Gallery

Obama edges ahead in last push for victory

Scotland on Sunday, 4 November 2012

Polls put Barack Obama and his Republican rival, Mitt Romney, neck and neck in the race for the White House. Picture: Getty

BARACK Obama and Mitt Romney were neck-and-neck last night as one of the closest races for the White House in American history entered its final hours.

With the latest polls showing the two presidential candidates with 49% of the vote each, Obama and Romney put on a last-minute sprint around key swing states.

The last few days have been good for Obama, with widespread praise for his calm 
handling of super-storm Sandy and a better-than-expected jobs report on Friday which showed 171,000 new jobs were created in the US in September.

But Romney has continued to push hard on his campaign theme that only he can put the US economy back on track, claiming that recent unemployment figures “are not what a real recovery looks like”.

The outcome of this election will be decided in a handful of battleground states.
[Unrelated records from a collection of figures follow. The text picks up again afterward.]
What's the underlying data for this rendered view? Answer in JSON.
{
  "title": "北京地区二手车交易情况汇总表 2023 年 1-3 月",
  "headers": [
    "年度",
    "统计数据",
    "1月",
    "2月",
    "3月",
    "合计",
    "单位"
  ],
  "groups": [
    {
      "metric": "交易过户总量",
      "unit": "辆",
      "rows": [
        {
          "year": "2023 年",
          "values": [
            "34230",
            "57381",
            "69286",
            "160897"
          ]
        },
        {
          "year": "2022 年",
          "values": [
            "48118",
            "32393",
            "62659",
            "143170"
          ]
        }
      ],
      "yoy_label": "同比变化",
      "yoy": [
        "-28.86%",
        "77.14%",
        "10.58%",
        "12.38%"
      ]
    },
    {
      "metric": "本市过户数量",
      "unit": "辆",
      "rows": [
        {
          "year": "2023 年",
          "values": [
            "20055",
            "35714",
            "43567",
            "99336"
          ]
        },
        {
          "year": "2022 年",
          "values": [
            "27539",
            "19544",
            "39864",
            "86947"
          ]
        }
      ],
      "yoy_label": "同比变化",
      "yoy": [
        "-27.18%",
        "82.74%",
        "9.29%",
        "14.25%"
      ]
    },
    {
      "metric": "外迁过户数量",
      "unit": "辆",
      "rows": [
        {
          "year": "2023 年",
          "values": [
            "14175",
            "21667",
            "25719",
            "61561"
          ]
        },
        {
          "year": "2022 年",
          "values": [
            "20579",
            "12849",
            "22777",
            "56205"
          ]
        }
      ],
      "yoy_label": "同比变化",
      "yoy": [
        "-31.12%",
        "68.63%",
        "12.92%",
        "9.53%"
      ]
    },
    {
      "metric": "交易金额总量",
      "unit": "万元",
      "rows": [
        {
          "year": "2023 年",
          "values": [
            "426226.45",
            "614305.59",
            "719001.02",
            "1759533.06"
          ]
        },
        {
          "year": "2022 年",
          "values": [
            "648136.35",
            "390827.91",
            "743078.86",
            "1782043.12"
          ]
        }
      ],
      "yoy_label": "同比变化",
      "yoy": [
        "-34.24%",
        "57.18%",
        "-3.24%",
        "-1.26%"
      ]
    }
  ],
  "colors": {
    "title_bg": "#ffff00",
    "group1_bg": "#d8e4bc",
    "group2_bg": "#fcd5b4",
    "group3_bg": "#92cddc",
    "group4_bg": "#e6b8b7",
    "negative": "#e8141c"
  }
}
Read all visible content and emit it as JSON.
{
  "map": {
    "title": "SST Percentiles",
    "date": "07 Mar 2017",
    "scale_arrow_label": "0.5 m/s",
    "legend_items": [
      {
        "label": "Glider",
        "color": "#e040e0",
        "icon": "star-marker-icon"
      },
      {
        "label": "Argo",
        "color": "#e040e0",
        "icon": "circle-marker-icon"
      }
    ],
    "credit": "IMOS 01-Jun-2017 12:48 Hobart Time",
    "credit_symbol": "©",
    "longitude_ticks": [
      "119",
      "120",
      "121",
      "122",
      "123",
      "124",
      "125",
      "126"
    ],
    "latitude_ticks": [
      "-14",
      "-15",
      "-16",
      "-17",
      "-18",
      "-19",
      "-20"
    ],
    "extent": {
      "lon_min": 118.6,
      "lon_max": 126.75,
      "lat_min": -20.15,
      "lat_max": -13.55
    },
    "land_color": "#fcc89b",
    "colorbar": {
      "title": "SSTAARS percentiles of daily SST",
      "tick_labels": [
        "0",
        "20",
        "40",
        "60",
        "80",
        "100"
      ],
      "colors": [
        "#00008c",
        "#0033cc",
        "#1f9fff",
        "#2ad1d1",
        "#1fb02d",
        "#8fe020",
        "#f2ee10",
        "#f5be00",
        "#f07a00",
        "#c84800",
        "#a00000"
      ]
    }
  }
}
They include Colorado, Florida, Iowa, Wisconsin, New Hampshire, Ohio and Virginia.

But while the candidates are tied in the national polls, state polls show Obama with a slight lead in key battlegrounds, raising the prospect of Obama winning the 270 electoral college votes required to win the election and losing the popular vote. This has only happened once in the last century, when George W Bush won the presidency in 2000.

Both campaigns are adamant that there is still everything to play for.